"Di 2019 ini prediksi pertumbuhan premi asuransi umum akan mencapai 14 persen dibandingkan dengan di 2018. Sedangkan prediksi 2020, premi asuransi umum akan tumbuh 17 persen," kata Ketua Umum AAUI Dadang Sukresna, di Le Meridien Hotel, Jakarta, Kamis, 21 November 2019.
Menurut Dadang ada beberapa fakor yang mendorong pertumbuhan industri asuransi umum Indonesia. Pertama, prediksi Bank Indonesia (BI) mengenai pertumbuhan ekonomi yakni 5,1-5,5 persen, Produk Domestik Bruto (PDB) 5,1-5,5 persen, nilai tukar rupiah berada di kisaran Rp13.900 hingga Rp14.300 per USD, dan inflasi 3+-1 persen.
Kedua, pada 2020 pertumbuhan investasi yang dalam hal ini Pembentukan Modal Tetap Bruto (PMTB) di angka 7-7,4 persen. Angka kebutuhan investasi pada rentang Rp5.802–Rp5.823 triliun (prediksi Menteri Keuangan). Ketiga, pertumbuhan ekspor sebesar 5,5-7 persen, dengan sektor pertanian diperkirakan tumbuh empat persen.
"Industri manufaktur tumbuh hingga lima persen dan perdagangan tumbuh hingga 5,8 persen," ungkap Dadang.
Keempat, kelanjutan proyek infrastruktur dan rencana pemindahan ibu kota yang akan mendorong kinerja sektor konstruksi dan properti. Kelima Pertumbuhan ekonomi digital akan naik pesat hingga USD100 miliar pada 2025 turut berpengaruh pada prospek ekonomi Indonesia ke depan.

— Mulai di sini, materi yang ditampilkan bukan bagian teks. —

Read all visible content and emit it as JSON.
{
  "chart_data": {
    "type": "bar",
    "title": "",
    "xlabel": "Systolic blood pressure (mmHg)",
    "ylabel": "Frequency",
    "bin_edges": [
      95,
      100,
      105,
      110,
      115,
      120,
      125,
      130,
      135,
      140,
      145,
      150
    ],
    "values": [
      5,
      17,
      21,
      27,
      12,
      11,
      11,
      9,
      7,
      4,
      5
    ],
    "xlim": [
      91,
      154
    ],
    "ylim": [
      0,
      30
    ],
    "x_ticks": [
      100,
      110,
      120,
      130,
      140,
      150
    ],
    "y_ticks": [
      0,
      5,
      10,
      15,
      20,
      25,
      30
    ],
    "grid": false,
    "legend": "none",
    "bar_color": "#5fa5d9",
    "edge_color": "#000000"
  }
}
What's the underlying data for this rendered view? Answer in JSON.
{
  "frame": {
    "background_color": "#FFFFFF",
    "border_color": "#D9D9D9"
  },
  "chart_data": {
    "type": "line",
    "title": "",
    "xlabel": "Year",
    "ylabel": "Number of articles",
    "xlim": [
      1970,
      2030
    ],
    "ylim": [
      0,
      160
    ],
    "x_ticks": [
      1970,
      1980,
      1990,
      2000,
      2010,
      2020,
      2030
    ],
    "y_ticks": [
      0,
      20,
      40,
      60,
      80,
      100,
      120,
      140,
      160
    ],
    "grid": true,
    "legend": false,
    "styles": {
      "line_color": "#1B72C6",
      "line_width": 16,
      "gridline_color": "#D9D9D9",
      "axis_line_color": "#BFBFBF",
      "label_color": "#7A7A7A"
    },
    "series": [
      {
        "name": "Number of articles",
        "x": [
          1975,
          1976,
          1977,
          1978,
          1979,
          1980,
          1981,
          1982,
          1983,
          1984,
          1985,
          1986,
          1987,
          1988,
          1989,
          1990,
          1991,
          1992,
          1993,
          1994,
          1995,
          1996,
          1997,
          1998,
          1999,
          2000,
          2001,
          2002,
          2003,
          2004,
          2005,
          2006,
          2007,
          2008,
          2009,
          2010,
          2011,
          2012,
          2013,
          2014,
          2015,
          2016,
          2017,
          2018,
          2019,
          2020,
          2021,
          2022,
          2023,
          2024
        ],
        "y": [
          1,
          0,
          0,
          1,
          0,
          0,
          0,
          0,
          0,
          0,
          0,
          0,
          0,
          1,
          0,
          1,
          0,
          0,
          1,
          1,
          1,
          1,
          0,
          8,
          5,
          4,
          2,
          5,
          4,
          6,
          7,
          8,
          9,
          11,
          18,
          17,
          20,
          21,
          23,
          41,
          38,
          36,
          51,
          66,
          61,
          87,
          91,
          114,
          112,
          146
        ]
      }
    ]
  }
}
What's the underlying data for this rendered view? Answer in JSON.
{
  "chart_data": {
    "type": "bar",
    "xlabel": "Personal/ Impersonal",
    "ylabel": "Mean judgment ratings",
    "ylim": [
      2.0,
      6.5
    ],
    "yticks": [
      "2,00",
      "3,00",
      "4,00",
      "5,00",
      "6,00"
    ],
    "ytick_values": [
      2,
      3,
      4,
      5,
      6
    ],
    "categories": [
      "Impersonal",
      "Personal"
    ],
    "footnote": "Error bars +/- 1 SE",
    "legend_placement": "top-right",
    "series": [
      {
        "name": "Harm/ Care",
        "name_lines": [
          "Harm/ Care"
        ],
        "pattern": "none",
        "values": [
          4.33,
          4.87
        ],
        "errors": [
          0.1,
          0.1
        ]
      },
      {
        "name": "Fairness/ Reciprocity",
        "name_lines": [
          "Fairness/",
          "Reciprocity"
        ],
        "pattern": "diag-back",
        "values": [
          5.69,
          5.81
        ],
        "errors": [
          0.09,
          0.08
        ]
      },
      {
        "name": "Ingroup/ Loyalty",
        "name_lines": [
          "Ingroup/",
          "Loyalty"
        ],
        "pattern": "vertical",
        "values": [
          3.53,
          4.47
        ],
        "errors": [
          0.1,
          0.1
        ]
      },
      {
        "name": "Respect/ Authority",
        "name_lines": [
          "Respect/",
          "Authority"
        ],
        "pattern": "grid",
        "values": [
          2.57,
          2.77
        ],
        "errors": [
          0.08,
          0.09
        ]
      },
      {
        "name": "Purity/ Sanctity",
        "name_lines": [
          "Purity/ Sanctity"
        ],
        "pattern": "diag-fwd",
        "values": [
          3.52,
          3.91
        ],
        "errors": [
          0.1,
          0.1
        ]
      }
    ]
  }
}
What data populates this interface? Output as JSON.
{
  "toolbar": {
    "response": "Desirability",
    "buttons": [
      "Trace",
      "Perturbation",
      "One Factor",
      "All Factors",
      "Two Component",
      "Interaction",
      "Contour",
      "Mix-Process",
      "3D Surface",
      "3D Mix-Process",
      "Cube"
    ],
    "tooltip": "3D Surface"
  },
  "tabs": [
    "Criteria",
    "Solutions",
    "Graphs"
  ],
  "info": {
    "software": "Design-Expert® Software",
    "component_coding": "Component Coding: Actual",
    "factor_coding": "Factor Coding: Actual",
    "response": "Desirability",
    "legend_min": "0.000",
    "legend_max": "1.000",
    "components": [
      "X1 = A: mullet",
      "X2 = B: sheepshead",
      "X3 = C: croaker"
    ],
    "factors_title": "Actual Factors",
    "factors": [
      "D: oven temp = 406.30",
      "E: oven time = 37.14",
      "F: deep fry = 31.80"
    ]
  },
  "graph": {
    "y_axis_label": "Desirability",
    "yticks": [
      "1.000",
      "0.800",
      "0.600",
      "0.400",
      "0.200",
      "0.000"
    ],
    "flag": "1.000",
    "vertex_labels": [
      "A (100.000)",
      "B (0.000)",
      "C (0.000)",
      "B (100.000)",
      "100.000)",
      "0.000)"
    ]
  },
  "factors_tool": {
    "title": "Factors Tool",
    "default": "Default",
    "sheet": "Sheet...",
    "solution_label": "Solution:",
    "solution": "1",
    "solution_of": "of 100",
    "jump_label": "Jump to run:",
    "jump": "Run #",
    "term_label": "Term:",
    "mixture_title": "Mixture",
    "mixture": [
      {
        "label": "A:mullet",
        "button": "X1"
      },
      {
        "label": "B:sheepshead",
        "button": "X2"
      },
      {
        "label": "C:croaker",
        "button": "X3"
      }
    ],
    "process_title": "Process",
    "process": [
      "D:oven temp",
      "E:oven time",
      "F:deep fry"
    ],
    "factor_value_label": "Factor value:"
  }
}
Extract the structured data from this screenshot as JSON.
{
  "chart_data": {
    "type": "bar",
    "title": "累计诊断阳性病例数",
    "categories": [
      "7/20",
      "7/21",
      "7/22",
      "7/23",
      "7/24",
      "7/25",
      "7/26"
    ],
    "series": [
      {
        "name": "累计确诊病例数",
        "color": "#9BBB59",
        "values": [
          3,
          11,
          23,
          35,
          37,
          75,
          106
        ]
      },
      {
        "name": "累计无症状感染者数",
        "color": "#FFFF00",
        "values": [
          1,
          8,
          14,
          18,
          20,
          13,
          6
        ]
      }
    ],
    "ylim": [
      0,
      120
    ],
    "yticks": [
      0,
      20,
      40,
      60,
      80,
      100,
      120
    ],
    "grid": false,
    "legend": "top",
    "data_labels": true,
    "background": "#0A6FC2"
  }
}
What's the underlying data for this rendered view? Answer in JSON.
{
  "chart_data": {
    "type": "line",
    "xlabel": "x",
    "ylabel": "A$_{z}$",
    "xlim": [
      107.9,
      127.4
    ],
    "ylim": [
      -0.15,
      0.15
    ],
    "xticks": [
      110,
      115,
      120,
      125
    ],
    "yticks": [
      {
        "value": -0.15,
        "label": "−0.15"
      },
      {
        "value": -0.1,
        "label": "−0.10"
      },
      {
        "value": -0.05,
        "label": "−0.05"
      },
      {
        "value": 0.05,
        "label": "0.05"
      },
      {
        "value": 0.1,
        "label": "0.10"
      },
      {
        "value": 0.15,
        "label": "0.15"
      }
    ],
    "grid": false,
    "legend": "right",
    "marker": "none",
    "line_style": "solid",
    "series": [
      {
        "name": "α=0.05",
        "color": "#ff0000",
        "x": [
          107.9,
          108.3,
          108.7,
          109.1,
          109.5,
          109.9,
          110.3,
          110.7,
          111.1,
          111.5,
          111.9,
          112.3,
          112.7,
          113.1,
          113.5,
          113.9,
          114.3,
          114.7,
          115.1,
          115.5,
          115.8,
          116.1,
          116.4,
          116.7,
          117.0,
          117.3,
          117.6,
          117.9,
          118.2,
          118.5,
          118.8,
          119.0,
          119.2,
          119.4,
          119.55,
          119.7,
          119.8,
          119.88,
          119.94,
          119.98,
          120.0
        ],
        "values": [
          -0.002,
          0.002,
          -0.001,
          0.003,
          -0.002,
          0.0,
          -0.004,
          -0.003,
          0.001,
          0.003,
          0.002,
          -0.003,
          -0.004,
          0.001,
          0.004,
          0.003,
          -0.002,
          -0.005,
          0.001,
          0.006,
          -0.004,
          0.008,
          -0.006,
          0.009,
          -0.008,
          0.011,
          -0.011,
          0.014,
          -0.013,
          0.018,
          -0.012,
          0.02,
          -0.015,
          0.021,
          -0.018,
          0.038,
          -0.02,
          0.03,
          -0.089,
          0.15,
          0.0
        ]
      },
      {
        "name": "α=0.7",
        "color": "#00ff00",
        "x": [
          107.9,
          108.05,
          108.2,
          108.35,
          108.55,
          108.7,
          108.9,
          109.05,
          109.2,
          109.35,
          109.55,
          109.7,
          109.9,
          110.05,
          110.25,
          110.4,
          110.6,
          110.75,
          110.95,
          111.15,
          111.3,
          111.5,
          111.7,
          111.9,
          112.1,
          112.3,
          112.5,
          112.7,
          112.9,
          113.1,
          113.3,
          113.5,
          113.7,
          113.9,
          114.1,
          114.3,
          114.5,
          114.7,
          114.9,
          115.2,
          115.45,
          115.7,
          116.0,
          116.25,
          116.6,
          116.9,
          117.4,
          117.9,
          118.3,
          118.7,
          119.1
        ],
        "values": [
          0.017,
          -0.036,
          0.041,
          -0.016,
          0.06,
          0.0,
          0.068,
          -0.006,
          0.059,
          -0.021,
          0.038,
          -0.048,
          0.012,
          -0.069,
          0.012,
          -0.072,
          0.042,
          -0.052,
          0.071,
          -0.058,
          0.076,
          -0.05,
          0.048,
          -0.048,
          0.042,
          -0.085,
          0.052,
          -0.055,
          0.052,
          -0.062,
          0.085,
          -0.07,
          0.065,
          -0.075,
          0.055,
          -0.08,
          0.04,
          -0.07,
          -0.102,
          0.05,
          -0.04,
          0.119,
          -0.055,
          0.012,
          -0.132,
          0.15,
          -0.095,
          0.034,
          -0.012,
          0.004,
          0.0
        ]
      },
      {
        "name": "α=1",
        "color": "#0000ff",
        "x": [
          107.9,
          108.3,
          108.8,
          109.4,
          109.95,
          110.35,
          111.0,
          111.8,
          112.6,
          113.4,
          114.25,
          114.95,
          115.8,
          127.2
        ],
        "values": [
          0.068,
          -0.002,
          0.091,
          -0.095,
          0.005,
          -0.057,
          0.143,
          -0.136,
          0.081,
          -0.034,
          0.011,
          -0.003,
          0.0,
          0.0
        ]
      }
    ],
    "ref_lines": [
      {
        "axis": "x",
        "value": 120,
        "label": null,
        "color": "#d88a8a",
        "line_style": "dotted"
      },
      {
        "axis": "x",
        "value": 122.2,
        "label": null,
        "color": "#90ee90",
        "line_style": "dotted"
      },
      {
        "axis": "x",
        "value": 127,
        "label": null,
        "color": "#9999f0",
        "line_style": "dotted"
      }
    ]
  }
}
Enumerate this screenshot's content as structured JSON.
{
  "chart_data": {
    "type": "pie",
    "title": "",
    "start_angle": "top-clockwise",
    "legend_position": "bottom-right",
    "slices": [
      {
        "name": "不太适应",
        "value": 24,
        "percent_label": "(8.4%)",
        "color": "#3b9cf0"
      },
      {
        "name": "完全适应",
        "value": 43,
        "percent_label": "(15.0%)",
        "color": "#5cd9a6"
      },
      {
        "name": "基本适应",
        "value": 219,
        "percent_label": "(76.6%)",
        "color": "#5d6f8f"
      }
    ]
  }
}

Sementara itu, Rapat Dewan Komisioner (RDK) Otoritas Jasa Keuangan (OJK) menilai, stabilitas sektor jasa keuangan dalam kondisi terjaga di tengah tingginya ketidakpastian perekonomian global. Hal tersebut terlihat dari sektor jasa keuangan domestik yang mencatatkan pertumbuhan positif.
"Dengan intermediasi yang stabil dan profil risiko lembaga jasa keuangan yang terjaga," ujar Deputi Komisioner Hubungan Masyarakat dan Manajemen Strategis OJK Anto Prabowo.
Sejalan dengan itu, Risk-Based Capital (RBC) industri asuransi umum dan asuransi jiwa masing-masing sebesar 323 persen dan 684 persen atau jauh di atas ambang batas ketentuan. Dalam konteks ini, OJK senantiasa memantau dinamika perkembangan ekonomi global.
"Dan berupaya memitigasi dampak kondisi yang unfavourable terhadap kinerja sektor jasa keuangan domestik, terutama terkait dengan profil risiko likuiditas dan risiko kredit," pungkas Anto.